How About an Extension of Riley to Probation Searches?

January 20, 2015
By Hanging Out with Carl Gunn

BLOG BULLETS:

  • There’s an argument that Riley applies to probation searches, so the usual looser standards for probation searches don’t extend to the search of a cell phone.
  • Even the Cotterman case as it presently stands can be used to support this argument.
  • Riley may not just bar suspicionless probation searches of cell phones; it may bar even searches based on just reasonable suspicion.

NOW THE BLOG:

One of our local star deputy federal public defenders, Alex Yates, who saw the post two weeks ago on the Camou case extending
Riley to automobile searches (see “An Application and Extension of
Riley v. California on Cell Phone Searches” in the January 2015 link at the right) e-mailed me about a brief she recently wrote arguing for
Riley’s extension to probation searches. It’s a great example of how we can be looking to extend
Riley, so I thought I’d share it with you.

I can’t write it up any better than Alex – and certainly can’t do it in a short blog post – so I’m attaching her brief with its wonderful argument here. Initially, it has a good summary and application of some of the same language that I highlighted in my prior posts on
Riley, noting the much more intrusive and expansive nature of a search when the item searched is a cell phone. Secondly, Alex’s brief adds several other good points, some of which are general and some of which are specific to probation searches. Included among those points are:

1. A great collection of internet and other sources on the ubiquity and importance of cell phones, especially for poor people who may not be able to afford a regular computer.

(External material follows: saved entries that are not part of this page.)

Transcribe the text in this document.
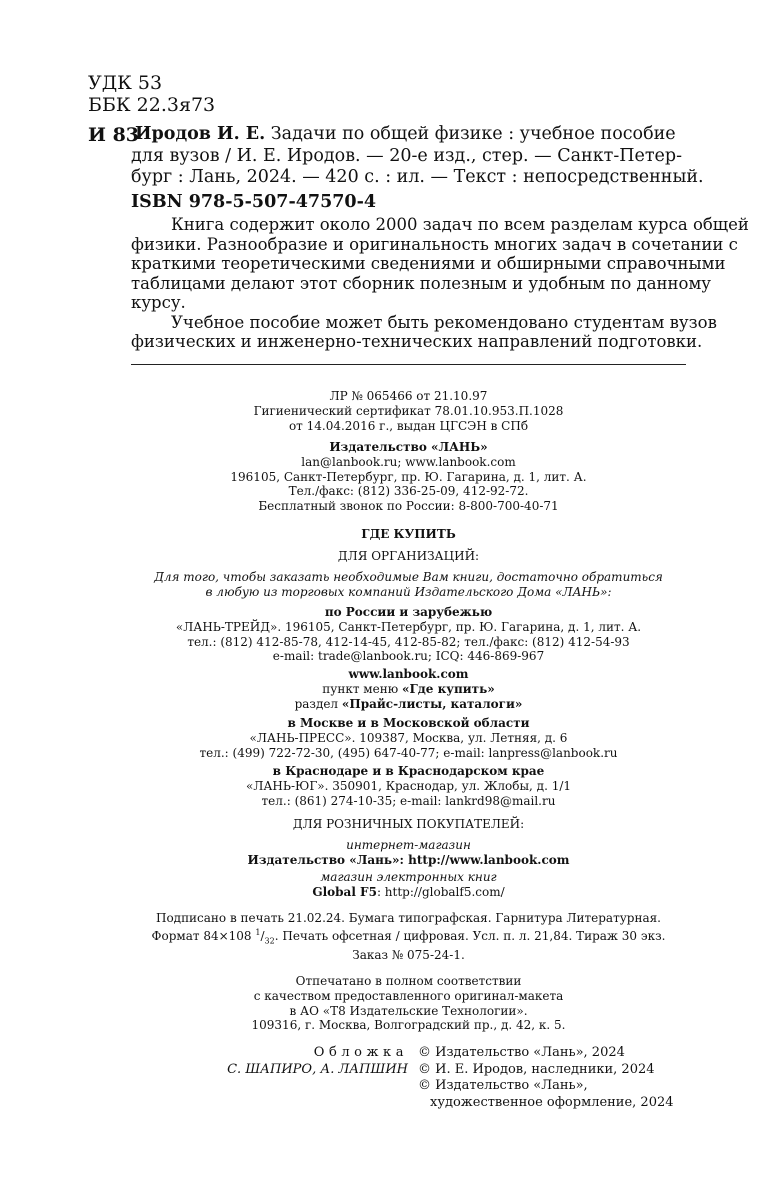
УДК 53
ББК 22.3я73
И 83
Иродов И. Е. Задачи по общей физике : учебное пособие
для вузов / И. Е. Иродов. — 20-е изд., стер. — Санкт-Петер-
бург : Лань, 2024. — 420 с. : ил. — Текст : непосредственный.
ISBN 978-5-507-47570-4
Книга содержит около 2000 задач по всем разделам курса общей
физики. Разнообразие и оригинальность многих задач в сочетании с
краткими теоретическими сведениями и обширными справочными
таблицами делают этот сборник полезным и удобным по данному
курсу.
Учебное пособие может быть рекомендовано студентам вузов
физических и инженерно-технических направлений подготовки.
ЛР № 065466 от 21.10.97
Гигиенический сертификат 78.01.10.953.П.1028
от 14.04.2016 г., выдан ЦГСЭН в СПб
Издательство «ЛАНЬ»
lan@lanbook.ru; www.lanbook.com
196105, Санкт-Петербург, пр. Ю. Гагарина, д. 1, лит. А.
Тел./факс: (812) 336-25-09, 412-92-72.
Бесплатный звонок по России: 8-800-700-40-71
ГДЕ КУПИТЬ
ДЛЯ ОРГАНИЗАЦИЙ:
Для того, чтобы заказать необходимые Вам книги, достаточно обратиться
в любую из торговых компаний Издательского Дома «ЛАНЬ»:
по России и зарубежью
«ЛАНЬ-ТРЕЙД». 196105, Санкт-Петербург, пр. Ю. Гагарина, д. 1, лит. А.
тел.: (812) 412-85-78, 412-14-45, 412-85-82; тел./факс: (812) 412-54-93
e-mail: trade@lanbook.ru; ICQ: 446-869-967
www.lanbook.com
пункт меню «Где купить»
раздел «Прайс-листы, каталоги»
в Москве и в Московской области
«ЛАНЬ-ПРЕСС». 109387, Москва, ул. Летняя, д. 6
тел.: (499) 722-72-30, (495) 647-40-77; e-mail: lanpress@lanbook.ru
в Краснодаре и в Краснодарском крае
«ЛАНЬ-ЮГ». 350901, Краснодар, ул. Жлобы, д. 1/1
тел.: (861) 274-10-35; e-mail: lankrd98@mail.ru
ДЛЯ РОЗНИЧНЫХ ПОКУПАТЕЛЕЙ:
интернет-магазин
Издательство «Лань»: http://www.lanbook.com
магазин электронных книг
Global F5: http://globalf5.com/
Подписано в печать 21.02.24. Бумага типографская. Гарнитура Литературная.
Формат 84×108 $^1/_{32}$. Печать офсетная / цифровая. Усл. п. л. 21,84. Тираж 30 экз.
Заказ № 075-24-1.
Отпечатано в полном соответствии
с качеством предоставленного оригинал-макета
в АО «Т8 Издательские Технологии».
109316, г. Москва, Волгоградский пр., д. 42, к. 5.
Обложка
С. ШАПИРО, А. ЛАПШИН
© Издательство «Лань», 2024
© И. Е. Иродов, наследники, 2024
© Издательство «Лань»,
художественное оформление, 2024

2. The point that a probation search of a cell phone reveals not just information and/or activity since the person was placed on probation but also information and activity prior to the period of probation.

3. How and why a search condition authorizing the search of all “property” of the probationer doesn’t really put him or her on notice that all the private information on – or accessible through – a cell phone will become accessible to the probation officer.

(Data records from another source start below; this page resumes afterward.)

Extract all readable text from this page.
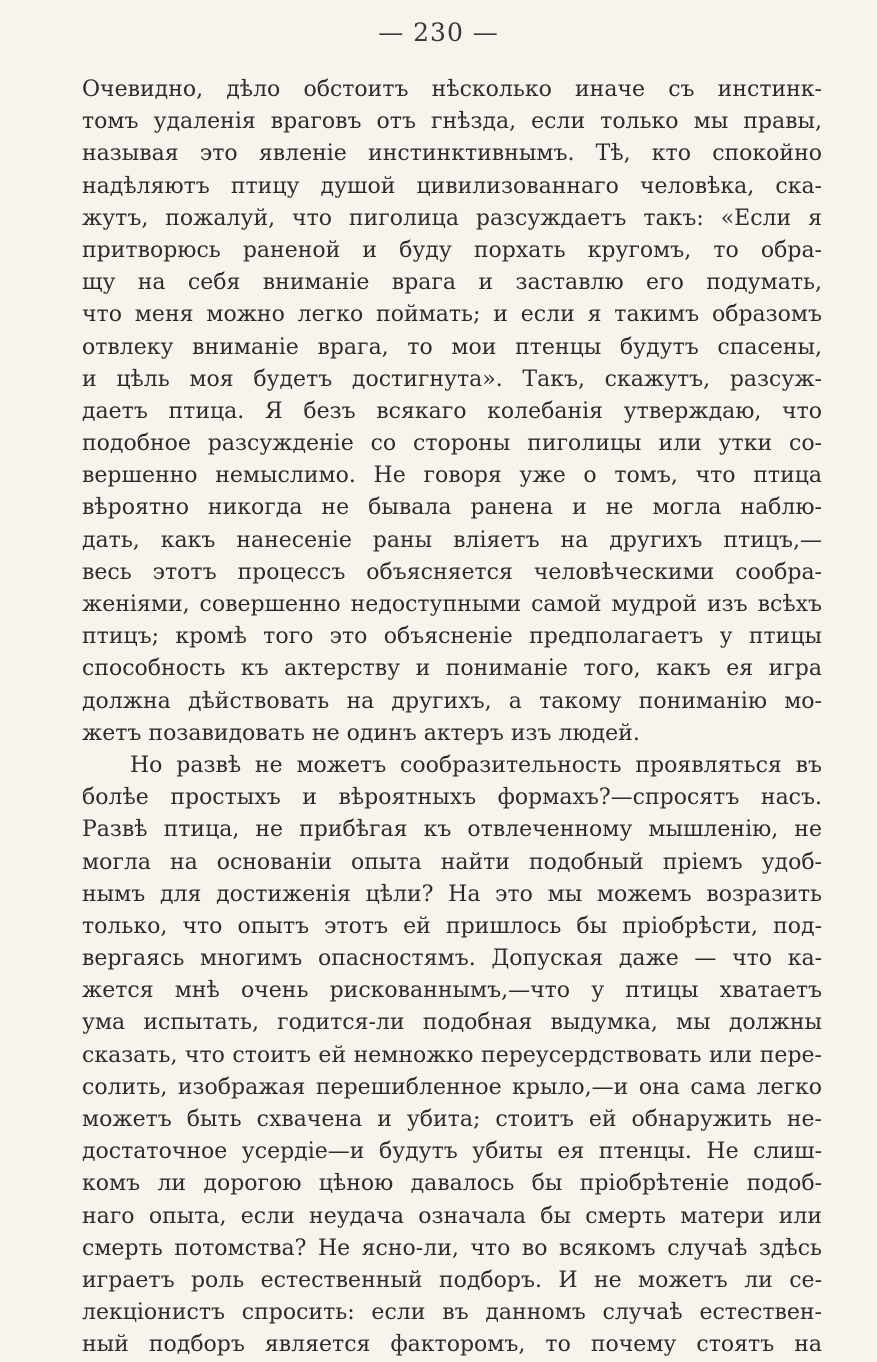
— 230 —
Очевидно, дѣло обстоитъ нѣсколько иначе съ инстинк-
томъ удаленія враговъ отъ гнѣзда, если только мы правы,
называя это явленіе инстинктивнымъ. Тѣ, кто спокойно
надѣляютъ птицу душой цивилизованнаго человѣка, ска-
жутъ, пожалуй, что пиголица разсуждаетъ такъ: «Если я
притворюсь раненой и буду порхать кругомъ, то обра-
щу на себя вниманіе врага и заставлю его подумать,
что меня можно легко поймать; и если я такимъ образомъ
отвлеку вниманіе врага, то мои птенцы будутъ спасены,
и цѣль моя будетъ достигнута». Такъ, скажутъ, разсуж-
даетъ птица. Я безъ всякаго колебанія утверждаю, что
подобное разсужденіе со стороны пиголицы или утки со-
вершенно немыслимо. Не говоря уже о томъ, что птица
вѣроятно никогда не бывала ранена и не могла наблю-
дать, какъ нанесеніе раны вліяетъ на другихъ птицъ,—
весь этотъ процессъ объясняется человѣческими сообра-
женіями, совершенно недоступными самой мудрой изъ всѣхъ
птицъ; кромѣ того это объясненіе предполагаетъ у птицы
способность къ актерству и пониманіе того, какъ ея игра
должна дѣйствовать на другихъ, а такому пониманію мо-
жетъ позавидовать не одинъ актеръ изъ людей.
Но развѣ не можетъ сообразительность проявляться въ
болѣе простыхъ и вѣроятныхъ формахъ?—спросятъ насъ.
Развѣ птица, не прибѣгая къ отвлеченному мышленію, не
могла на основаніи опыта найти подобный пріемъ удоб-
нымъ для достиженія цѣли? На это мы можемъ возразить
только, что опытъ этотъ ей пришлось бы пріобрѣсти, под-
вергаясь многимъ опасностямъ. Допуская даже — что ка-
жется мнѣ очень рискованнымъ,—что у птицы хватаетъ
ума испытать, годится-ли подобная выдумка, мы должны
сказать, что стоитъ ей немножко переусердствовать или пере-
солить, изображая перешибленное крыло,—и она сама легко
можетъ быть схвачена и убита; стоитъ ей обнаружить не-
достаточное усердіе—и будутъ убиты ея птенцы. Не слиш-
комъ ли дорогою цѣною давалось бы пріобрѣтеніе подоб-
наго опыта, если неудача означала бы смерть матери или
смерть потомства? Не ясно-ли, что во всякомъ случаѣ здѣсь
играетъ роль естественный подборъ. И не можетъ ли се-
лекціонистъ спросить: если въ данномъ случаѣ естествен-
ный подборъ является факторомъ, то почему стоятъ на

It also struck me that some of the language in the Cotterman case that I’ve posted about previously – and actually suggested challenging after
Riley (see “Does
Riley v. California Affect
United States v. Cotterman?” and “Does
Riley v. California Affect
United States v. Cotterman Even More?” in the September 2014 link at the right) – could be used to support Alex’s argument. You may recall from a post on
Cotterman soon after it came out (see “Back to the Brave New World of Computer Searches: A Good (or at Least Improved) New Ninth Circuit Decision” in the March 2013 link at the right) that there’s both good and bad in
Cotterman’s holdings. One of the good holdings is that the ordinary border search rule allowing completely suspicionless searches doesn’t apply to forensic searches of laptop computers (and presumably, after
Riley, cell phones) being brought across the border. Because of the same sorts of concerns expressed in
Riley – in particular, the type and amount of personal information stored on such devices, including “the most intimate details of our lives,”
United States v. Cotterman, 709 F.3d 952, 964 (9th Cir. 2013) (en banc) – the Ninth Circuit held the ordinary border search rule requiring no suspicion at all didn’t apply to forensic searches of laptop computers. The court only gave us a reasonable suspicion requirement (though query whether that’s still enough after
Riley, as discussed in the post-Riley posts referenced above), but they did give us that.

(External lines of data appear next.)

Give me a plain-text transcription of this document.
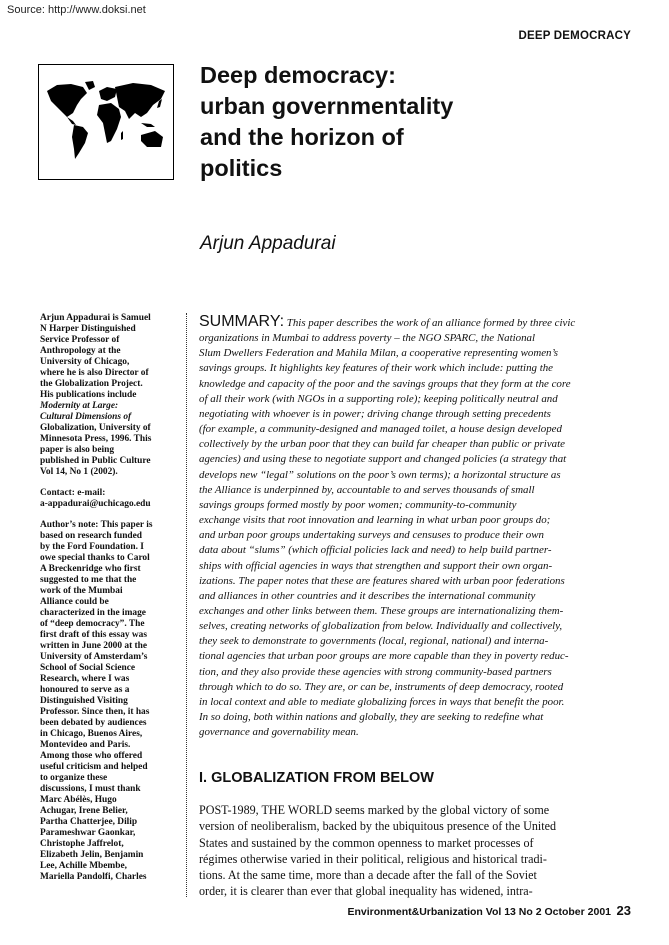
Source: http://www.doksi.net
DEEP DEMOCRACY
Deep democracy:
urban governmentality
and the horizon of
politics
Arjun Appadurai

Arjun Appadurai is Samuel
N Harper Distinguished
Service Professor of
Anthropology at the
University of Chicago,
where he is also Director of
the Globalization Project.
His publications include
Modernity at Large:
Cultural Dimensions of
Globalization, University of
Minnesota Press, 1996. This
paper is also being
published in Public Culture
Vol 14, No 1 (2002).

Contact: e-mail:
a-appadurai@uchicago.edu

Author’s note: This paper is
based on research funded
by the Ford Foundation. I
owe special thanks to Carol
A Breckenridge who first
suggested to me that the
work of the Mumbai
Alliance could be
characterized in the image
of “deep democracy”. The
first draft of this essay was
written in June 2000 at the
University of Amsterdam’s
School of Social Science
Research, where I was
honoured to serve as a
Distinguished Visiting
Professor. Since then, it has
been debated by audiences
in Chicago, Buenos Aires,
Montevideo and Paris.
Among those who offered
useful criticism and helped
to organize these
discussions, I must thank
Marc Abélès, Hugo
Achugar, Irene Belier,
Partha Chatterjee, Dilip
Parameshwar Gaonkar,
Christophe Jaffrelot,
Elizabeth Jelin, Benjamin
Lee, Achille Mbembe,
Mariella Pandolfi, Charles

SUMMARY: This paper describes the work of an alliance formed by three civic
organizations in Mumbai to address poverty – the NGO SPARC, the National
Slum Dwellers Federation and Mahila Milan, a cooperative representing women’s
savings groups. It highlights key features of their work which include: putting the
knowledge and capacity of the poor and the savings groups that they form at the core
of all their work (with NGOs in a supporting role); keeping politically neutral and
negotiating with whoever is in power; driving change through setting precedents
(for example, a community-designed and managed toilet, a house design developed
collectively by the urban poor that they can build far cheaper than public or private
agencies) and using these to negotiate support and changed policies (a strategy that
develops new “legal” solutions on the poor’s own terms); a horizontal structure as
the Alliance is underpinned by, accountable to and serves thousands of small
savings groups formed mostly by poor women; community-to-community
exchange visits that root innovation and learning in what urban poor groups do;
and urban poor groups undertaking surveys and censuses to produce their own
data about “slums” (which official policies lack and need) to help build partner-
ships with official agencies in ways that strengthen and support their own organ-
izations. The paper notes that these are features shared with urban poor federations
and alliances in other countries and it describes the international community
exchanges and other links between them. These groups are internationalizing them-
selves, creating networks of globalization from below. Individually and collectively,
they seek to demonstrate to governments (local, regional, national) and interna-
tional agencies that urban poor groups are more capable than they in poverty reduc-
tion, and they also provide these agencies with strong community-based partners
through which to do so. They are, or can be, instruments of deep democracy, rooted
in local context and able to mediate globalizing forces in ways that benefit the poor.
In so doing, both within nations and globally, they are seeking to redefine what
governance and governability mean.
I. GLOBALIZATION FROM BELOW
POST-1989, THE WORLD seems marked by the global victory of some
version of neoliberalism, backed by the ubiquitous presence of the United
States and sustained by the common openness to market processes of
régimes otherwise varied in their political, religious and historical tradi-
tions. At the same time, more than a decade after the fall of the Soviet
order, it is clearer than ever that global inequality has widened, intra-
Environment&Urbanization Vol 13 No 2 October 2001 23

By analogy, any rule allowing suspicionless searches based on probation status (and note the caveats in Alex’s briefs about when, if at all, those are ever allowed), shouldn’t extend to cell phones. Just like the general border search rule considered in Cotterman didn’t apply to forensic searches of laptop computers – and similarly shouldn’t apply to cell phones – because of the far greater intrusion, any general probation search rule shouldn’t extend to cell phones. So even the limited helpful holding in
Cotterman may support us when the probation search is completely suspicionless.

There remains the question of whether there can be a probation search of a cell phone even when there is reasonable suspicion, which wasn’t an issue presented in Alex’s case, as I understand it. We should challenge even that sort of search based on Riley, however, using some of the same arguments suggested in my second
Riley post on challenges to
Cotterman (the “Does
Riley v. California Affect
United States v. Cotterman Even More?” post referenced above and in the September 2014 link at the right). If the diminished expectation of privacy of arrestees considered in
Riley wasn’t sufficient to change the ordinary probable cause and warrant requirements when the intrusion was into a person’s whole life on his or her cell phone, the diminished expectations of privacy of a traveler at the border or a probationer shouldn’t be sufficient either. Just as the probable cause and warrant requirements remained for arrestees when the intrusion was so extreme, they ought to remain for travelers at the border and probationers.
Riley certainly suggests the argument, if not a definitive answer.